Opinião / 06/08/2018 - 06h00

Juliana Fernandino*

Aprovada em julho do ano passado, a Lei Federal nº 13.465/17 alterou aspectos essenciais para a regularização fundiária, urbana e rural no país. As alterações podem beneficiar os municípios, à medida em que possibilitam a viabilização da regularização fundiária pelo próprio corpo técnico municipal. 

Hoje, em Minas Gerais, muitas pessoas não possuem a escritura de registro de seus imóveis, o que gera insegurança para a população, desvalorização imobiliária e sérios prejuízos tanto organizacionais quanto financeiros para o município e para os próprios moradores. Basta lembrar que nem mesmo um empréstimo para reforma o cidadão pode fazer se não tiver a escritura de seu imóvel.

Vários são os legitimados a requerer a regularização fundiária, tais como a União, os estados, os municípios, os próprios beneficiários, a defensoria pública, os proprietários de loteamentos clandestinos ou irregulares e até o Ministério Público.
No entanto, temos que lembrar que a regularização tem custos e, portanto, esse critério de requerimento deve observar a fonte de custeio. O ideal é que os municípios façam um planejamento de uma Política Pública Municipal de Regularização Fundiária e prevejam em suas leis municipais instrumentos de financiamento dessa política. 

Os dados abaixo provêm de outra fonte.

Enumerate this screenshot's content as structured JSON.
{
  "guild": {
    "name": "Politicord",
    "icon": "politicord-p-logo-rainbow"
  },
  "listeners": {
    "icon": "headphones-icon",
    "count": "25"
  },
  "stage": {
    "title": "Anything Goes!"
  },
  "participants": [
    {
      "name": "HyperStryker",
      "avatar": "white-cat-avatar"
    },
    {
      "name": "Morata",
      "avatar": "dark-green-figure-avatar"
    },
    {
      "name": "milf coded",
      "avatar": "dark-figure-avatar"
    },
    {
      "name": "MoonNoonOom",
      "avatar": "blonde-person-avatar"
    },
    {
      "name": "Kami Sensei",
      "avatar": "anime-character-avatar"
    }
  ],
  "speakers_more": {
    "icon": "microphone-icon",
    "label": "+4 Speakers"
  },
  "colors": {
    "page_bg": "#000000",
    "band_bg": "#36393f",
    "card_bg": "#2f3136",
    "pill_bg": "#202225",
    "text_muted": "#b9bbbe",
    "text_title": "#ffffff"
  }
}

Várias legislações foram alteradas pela Lei nº 13.465/2017, dentre elas o Estatuto da Cidade, a Lei Federal 6766/79 e a Lei de Registros Públicos. A nova lei é um avanço em termos de regularização fundiária, pois viabiliza a segurança no registro cartorário e a melhora nas condições de habitabilidade da população. Ela ainda possibilita, de fato, que o poder público garanta para a população o registro de seus imóveis, com titulação de propriedade, na maioria das vezes. Esse é o grande avanço dessa legislação e o impacto social é enorme, pois ele incide sobre a dignidade da pessoa humana, sobre sua possibilidade de usufruir juridicamente, como proprietário, de um imóvel que de fato era seu, mas estava irregular perante a lei.

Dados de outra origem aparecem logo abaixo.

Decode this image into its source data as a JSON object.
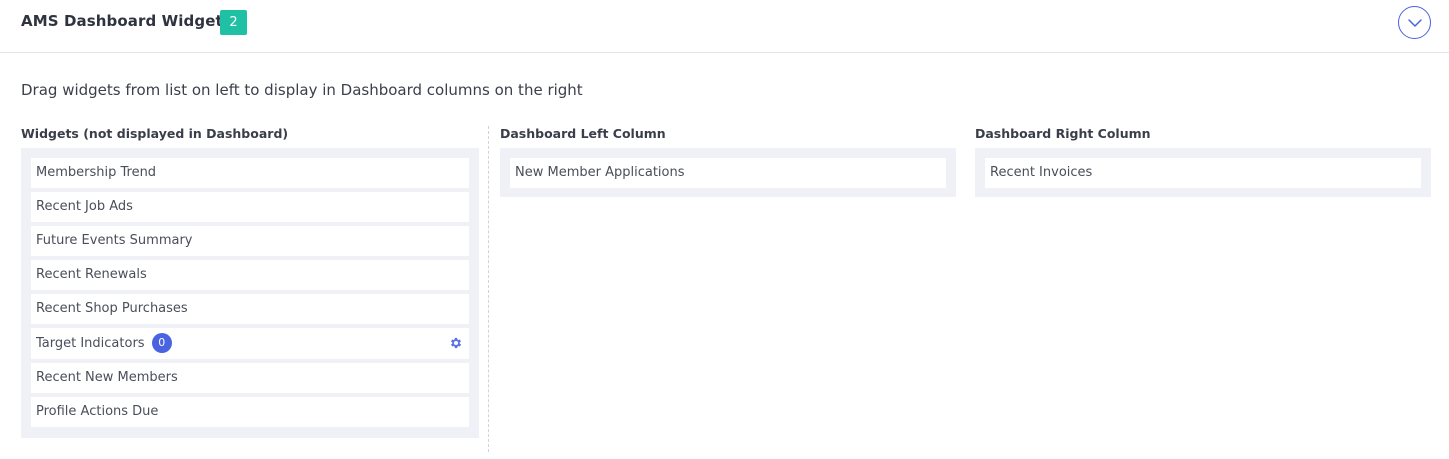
{
  "header": {
    "title": "AMS Dashboard Widgets",
    "badge": "2",
    "collapse_icon": "chevron-down-circle-icon"
  },
  "instructions": "Drag widgets from list on left to display in Dashboard columns on the right",
  "available": {
    "heading": "Widgets (not displayed in Dashboard)",
    "items": [
      "Membership Trend",
      "Recent Job Ads",
      "Future Events Summary",
      "Recent Renewals",
      "Recent Shop Purchases",
      "Target Indicators",
      "Recent New Members",
      "Profile Actions Due"
    ],
    "target_indicators_count": "0",
    "settings_icon": "gear-icon"
  },
  "left_column": {
    "heading": "Dashboard Left Column",
    "items": [
      "New Member Applications"
    ]
  },
  "right_column": {
    "heading": "Dashboard Right Column",
    "items": [
      "Recent Invoices"
    ]
  },
  "colors": {
    "accent": "#4a63e0",
    "badge": "#20c0a4",
    "column_bg": "#eff1f7"
  }
}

A Lei nº 13.465/17 traz a possibilidade de regularização de imóveis em situação consolidada até dezembro de 2016. São imóveis localizados em zonas urbanas ou rurais. Os municípios poderão valer-se de instrumentos eficazes para garantir a escritura e a infraestrutura mínima para a população que estiver nesta situação. Entretanto, é essencial um planejamento municipal de uma política de Regularização Fundiária, com base na realidade de cada Município.